Malam ini aku sedikit tersenyum melihat beberapa pendapat para teman di akun jejaring sosialku, kala seorang teman cowok bercanda dengan temannya yang mengomentariku dengan pedas. Pendapat si X yang ‘memakiku’ ditanggapi dengan Y; sahabatnya X kalau kenapa si X bisa berpendapat pedas untuk ‘ko pu sayang’. Pasti ada konspirasi kaco di pedalaman sana *merujuk pada dua makhluk yang kerap dimaki ini ^___^ apalagi frekuensi X yang mulai jarang menghubungiku baik lewat telpon maupun SMS sejak aku bercerita tentang si Arc.

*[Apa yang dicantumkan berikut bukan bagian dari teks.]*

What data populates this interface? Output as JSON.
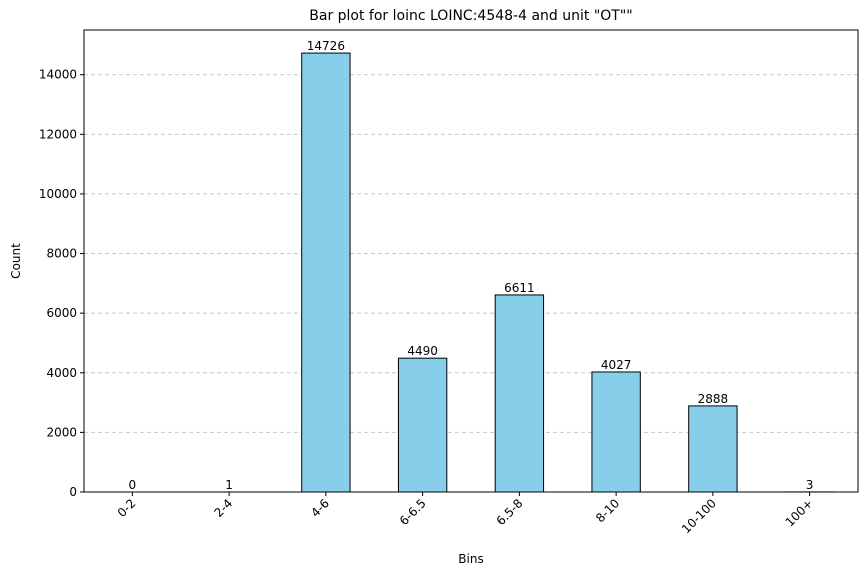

Selain itu, aku bersyukur bosku si Versace sedikit peduli dengan kesehatanku. Mungkin memang cowok bule itu lebih perhatian ya dibanding cowok lokal. Walau aku hanya freelance pada si Versace ini tapi kata – katanya selama ini lewat perkataan langsung maupun e-mail benar – benar membuatku dihargai, apalagi hari ini aku bersyukur untuk pesannya di e-mail, “stay healthy” alias jaga kesehatan ya ^___^ entahlah, jujur pertama kali bertemu si Versace, aku merasa aku menemukan senyuman dan tatapan dan gaya ngomong bro J. Ada hal – hal kecil pada Versace yang mengingatkanku untuk bro J. Mungkin karna mata birunya yang sama wkwkwkkw Walau kuakui kalo si Versace lebih GANTENG daripada bro J *sorry bro J ^_^
Anyway, sosok kaka mulai pudar akhir – akhir ini. Entahlah ... rasa itu menghilang dengan cepat. Mungkin benar bahwa dulu aku sangat terpesona dan mencintai karya – karyanya dan bukan dirinya yang sebenarnya. Mungkin usai mengenal posesif dan cemburunya yang tak terkontrol serta sifatnya yang kerap menuduh dan egois benar – benar bersinggungan dengan kebebasan dan prinsipku. Walau pernah dulu kutitipkan mimpi untuk menikah dengannya. Sekarang ... semua rasa itu pudar usai 3 minggu bersamanya. It’s not only about the future sebenarnya TAPI yang kurasa, aku hampa secara rohani saat bersamanya. Dan jujur itu membuatku sesak nafas. Apalagi kaka kerap tak jelas. Untunglah ... kami sekarang berjalan dengan jalan kami masing – masing walau kadang – kadang masih merindukannya.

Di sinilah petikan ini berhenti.